Il s’engagea sur les quais déserts, avec elle. Serrée à son bras, elle disait : — Ce n’est pas que je l’aime, le roi ; vous pensez bien que je ne l’ai jamais connu et peut-être n’était-il pas un homme très différent des autres. Mais ceux-ci sont méchants. Ils se montrent cruels envers les pauvres filles. Ils me tourmentent, me vexent et m’injurient de toutes les manières ; ils veulent m’empêcher de faire mon métier. Je n’en ai pas d’autre.
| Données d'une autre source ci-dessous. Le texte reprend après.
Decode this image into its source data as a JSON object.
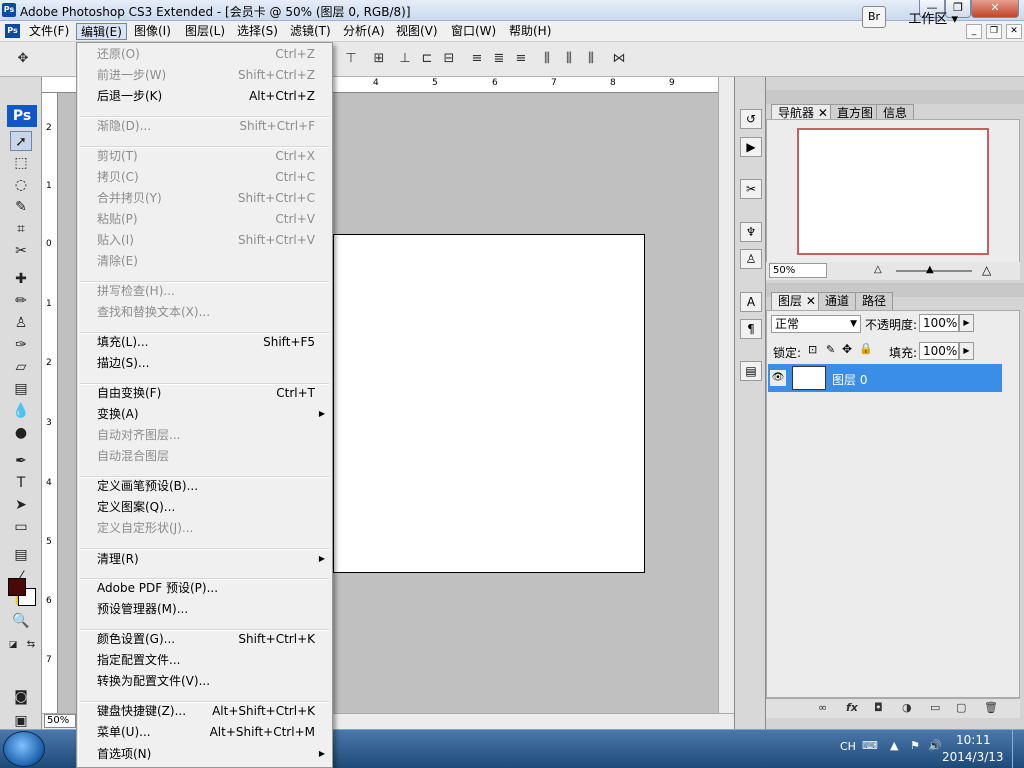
{
  "window": {
    "title": "Adobe Photoshop CS3 Extended - [会员卡 @ 50% (图层 0, RGB/8)]",
    "app_icon": "Ps",
    "controls": [
      "minimize",
      "maximize",
      "close"
    ]
  },
  "menubar": [
    {
      "label": "文件(F)"
    },
    {
      "label": "编辑(E)",
      "active": true
    },
    {
      "label": "图像(I)"
    },
    {
      "label": "图层(L)"
    },
    {
      "label": "选择(S)"
    },
    {
      "label": "滤镜(T)"
    },
    {
      "label": "分析(A)"
    },
    {
      "label": "视图(V)"
    },
    {
      "label": "窗口(W)"
    },
    {
      "label": "帮助(H)"
    }
  ],
  "options_bar": {
    "workspace_label": "工作区 ▾"
  },
  "edit_menu": [
    {
      "label": "还原(O)",
      "shortcut": "Ctrl+Z",
      "disabled": true
    },
    {
      "label": "前进一步(W)",
      "shortcut": "Shift+Ctrl+Z",
      "disabled": true
    },
    {
      "label": "后退一步(K)",
      "shortcut": "Alt+Ctrl+Z",
      "disabled": false
    },
    {
      "label": "渐隐(D)...",
      "shortcut": "Shift+Ctrl+F",
      "disabled": true
    },
    {
      "label": "剪切(T)",
      "shortcut": "Ctrl+X",
      "disabled": true
    },
    {
      "label": "拷贝(C)",
      "shortcut": "Ctrl+C",
      "disabled": true
    },
    {
      "label": "合并拷贝(Y)",
      "shortcut": "Shift+Ctrl+C",
      "disabled": true
    },
    {
      "label": "粘贴(P)",
      "shortcut": "Ctrl+V",
      "disabled": true
    },
    {
      "label": "贴入(I)",
      "shortcut": "Shift+Ctrl+V",
      "disabled": true
    },
    {
      "label": "清除(E)",
      "shortcut": "",
      "disabled": true
    },
    {
      "label": "拼写检查(H)...",
      "shortcut": "",
      "disabled": true
    },
    {
      "label": "查找和替换文本(X)...",
      "shortcut": "",
      "disabled": true
    },
    {
      "label": "填充(L)...",
      "shortcut": "Shift+F5",
      "disabled": false
    },
    {
      "label": "描边(S)...",
      "shortcut": "",
      "disabled": false
    },
    {
      "label": "自由变换(F)",
      "shortcut": "Ctrl+T",
      "disabled": false
    },
    {
      "label": "变换(A)",
      "shortcut": "",
      "disabled": false,
      "submenu": true
    },
    {
      "label": "自动对齐图层...",
      "shortcut": "",
      "disabled": true
    },
    {
      "label": "自动混合图层",
      "shortcut": "",
      "disabled": true
    },
    {
      "label": "定义画笔预设(B)...",
      "shortcut": "",
      "disabled": false
    },
    {
      "label": "定义图案(Q)...",
      "shortcut": "",
      "disabled": false
    },
    {
      "label": "定义自定形状(J)...",
      "shortcut": "",
      "disabled": true
    },
    {
      "label": "清理(R)",
      "shortcut": "",
      "disabled": false,
      "submenu": true
    },
    {
      "label": "Adobe PDF 预设(P)...",
      "shortcut": "",
      "disabled": false
    },
    {
      "label": "预设管理器(M)...",
      "shortcut": "",
      "disabled": false
    },
    {
      "label": "颜色设置(G)...",
      "shortcut": "Shift+Ctrl+K",
      "disabled": false
    },
    {
      "label": "指定配置文件...",
      "shortcut": "",
      "disabled": false
    },
    {
      "label": "转换为配置文件(V)...",
      "shortcut": "",
      "disabled": false
    },
    {
      "label": "键盘快捷键(Z)...",
      "shortcut": "Alt+Shift+Ctrl+K",
      "disabled": false
    },
    {
      "label": "菜单(U)...",
      "shortcut": "Alt+Shift+Ctrl+M",
      "disabled": false
    },
    {
      "label": "首选项(N)",
      "shortcut": "",
      "disabled": false,
      "submenu": true
    }
  ],
  "document": {
    "zoom": "50%",
    "ruler_top": [
      "4",
      "5",
      "6",
      "7",
      "8",
      "9"
    ],
    "ruler_left": [
      "2",
      "1",
      "0",
      "1",
      "2",
      "3",
      "4",
      "5",
      "6",
      "7"
    ]
  },
  "navigator_panel": {
    "tabs": [
      "导航器",
      "直方图",
      "信息"
    ],
    "zoom": "50%"
  },
  "layers_panel": {
    "tabs": [
      "图层",
      "通道",
      "路径"
    ],
    "blend_mode": "正常",
    "opacity_label": "不透明度:",
    "opacity": "100%",
    "lock_label": "锁定:",
    "fill_label": "填充:",
    "fill": "100%",
    "layers": [
      {
        "name": "图层 0",
        "visible": true,
        "selected": true
      }
    ]
  },
  "taskbar": {
    "lang": "CH",
    "time": "10:11",
    "date": "2014/3/13"
  },
  "colors": {
    "foreground": "#4a0808",
    "background": "#ffffff",
    "selection": "#3a8ee6"
  }
}
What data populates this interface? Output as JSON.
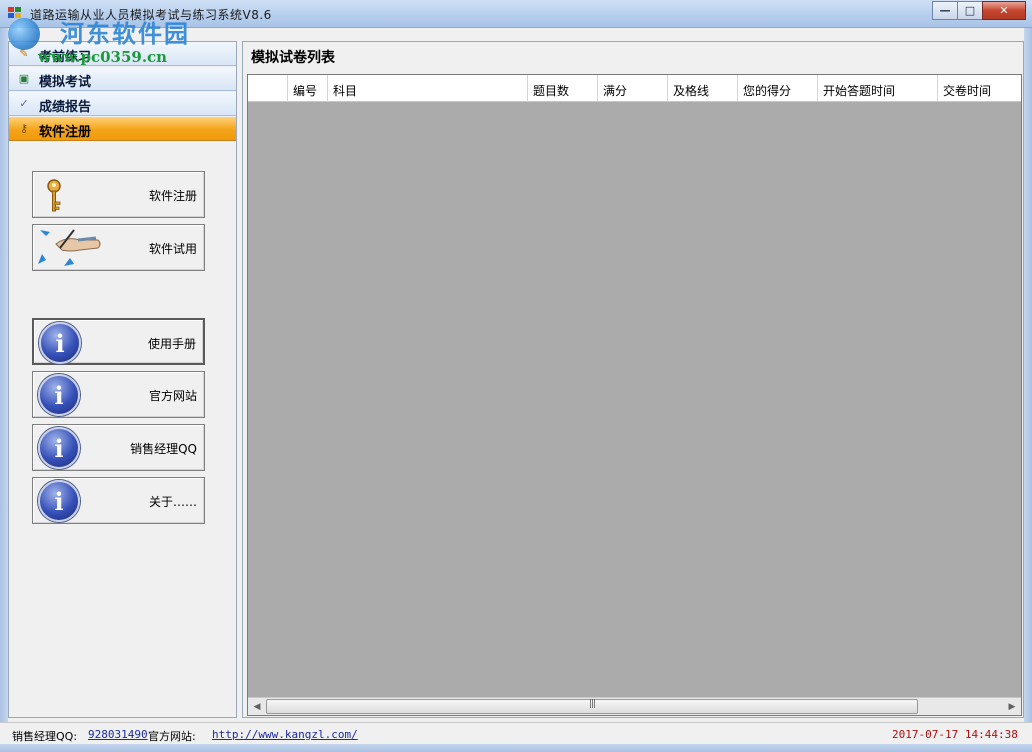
{
  "window": {
    "title": "道路运输从业人员模拟考试与练习系统V8.6",
    "controls": {
      "minimize": "—",
      "maximize": "□",
      "close": "✕"
    }
  },
  "watermark": {
    "main": "河东软件园",
    "url": "www.pc0359.cn"
  },
  "sidebar": {
    "nav": [
      {
        "label": "考前练习",
        "icon": "practice-icon",
        "active": false
      },
      {
        "label": "模拟考试",
        "icon": "exam-icon",
        "active": false
      },
      {
        "label": "成绩报告",
        "icon": "report-icon",
        "active": false
      },
      {
        "label": "软件注册",
        "icon": "key-icon",
        "active": true
      }
    ],
    "buttons": [
      {
        "label": "软件注册",
        "icon": "key-icon"
      },
      {
        "label": "软件试用",
        "icon": "trial-hand-icon"
      },
      {
        "label": "使用手册",
        "icon": "info-icon"
      },
      {
        "label": "官方网站",
        "icon": "info-icon"
      },
      {
        "label": "销售经理QQ",
        "icon": "info-icon"
      },
      {
        "label": "关于……",
        "icon": "info-icon"
      }
    ]
  },
  "main": {
    "title": "模拟试卷列表",
    "columns": [
      "编号",
      "科目",
      "题目数",
      "满分",
      "及格线",
      "您的得分",
      "开始答题时间",
      "交卷时间"
    ]
  },
  "statusbar": {
    "qq_label": "销售经理QQ:",
    "qq_value": "928031490",
    "site_label": "官方网站:",
    "site_value": "http://www.kangzl.com/",
    "datetime": "2017-07-17 14:44:38"
  }
}
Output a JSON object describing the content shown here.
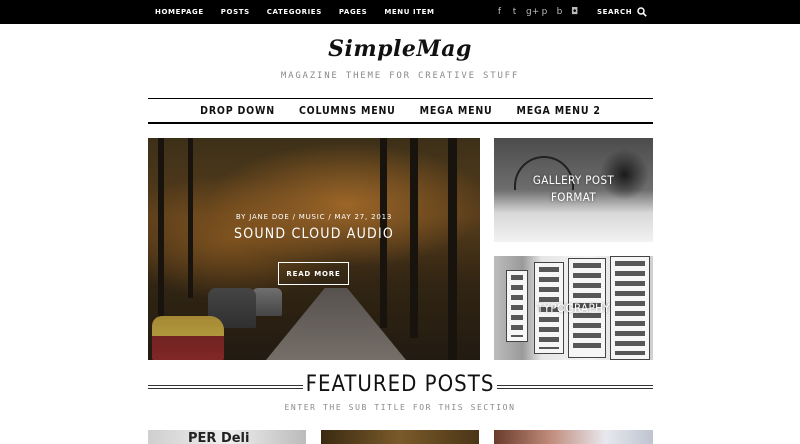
{
  "topbar": {
    "nav": [
      "HOMEPAGE",
      "POSTS",
      "CATEGORIES",
      "PAGES",
      "MENU ITEM"
    ],
    "social_icons": [
      "facebook-icon",
      "twitter-icon",
      "google-plus-icon",
      "pinterest-icon",
      "behance-icon",
      "instagram-icon"
    ],
    "social_glyphs": [
      "f",
      "t",
      "g+",
      "p",
      "b",
      "◘"
    ],
    "search_label": "SEARCH"
  },
  "header": {
    "logo": "SimpleMag",
    "tagline": "MAGAZINE THEME FOR CREATIVE STUFF"
  },
  "main_menu": [
    "DROP DOWN",
    "COLUMNS MENU",
    "MEGA MENU",
    "MEGA MENU 2"
  ],
  "hero": {
    "meta": "BY JANE DOE  /  MUSIC / MAY 27, 2013",
    "title": "SOUND CLOUD AUDIO",
    "button": "READ MORE"
  },
  "side_posts": [
    {
      "title_line1": "GALLERY POST",
      "title_line2": "FORMAT"
    },
    {
      "title_line1": "TYPOGRAPHY",
      "title_line2": "",
      "image_text": "PER FIRM"
    }
  ],
  "featured": {
    "title": "FEATURED POSTS",
    "subtitle": "ENTER THE SUB TITLE FOR THIS SECTION",
    "thumb1_text": "PER Deli"
  },
  "colors": {
    "topbar_bg": "#000000",
    "accent_text": "#8a8a8a"
  }
}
Vous pensez bien que si j’en avais un autre, je ne ferais pas celui-là… Qu’est-ce qu’ils veulent ? Ils s’acharnent contre les petits, les faibles, le laitier, le charbonnier, le porteur d’eau, la blanchisseuse. Ils ne seront contents que lorsqu’ils auront mis contre eux tout le pauvre monde.

Il la regarda : elle avait l’air d’un enfant. Elle ne ressentait plus de peur. Elle souriait presque, légère et boitillante. Il lui demanda son nom. Elle répondit qu’elle se nommait Athénaïs et avait seize ans.

Brotteaux lui offrit de la conduire où elle voudrait. Elle ne connaissait personne à Paris ; mais elle avait une tante, servante à Palaiseau, qui la garderait chez elle.

Brotteaux prit sa résolution :

— Viens, mon enfant, lui dit-il.

Et il l’emmena, appuyée à son bras.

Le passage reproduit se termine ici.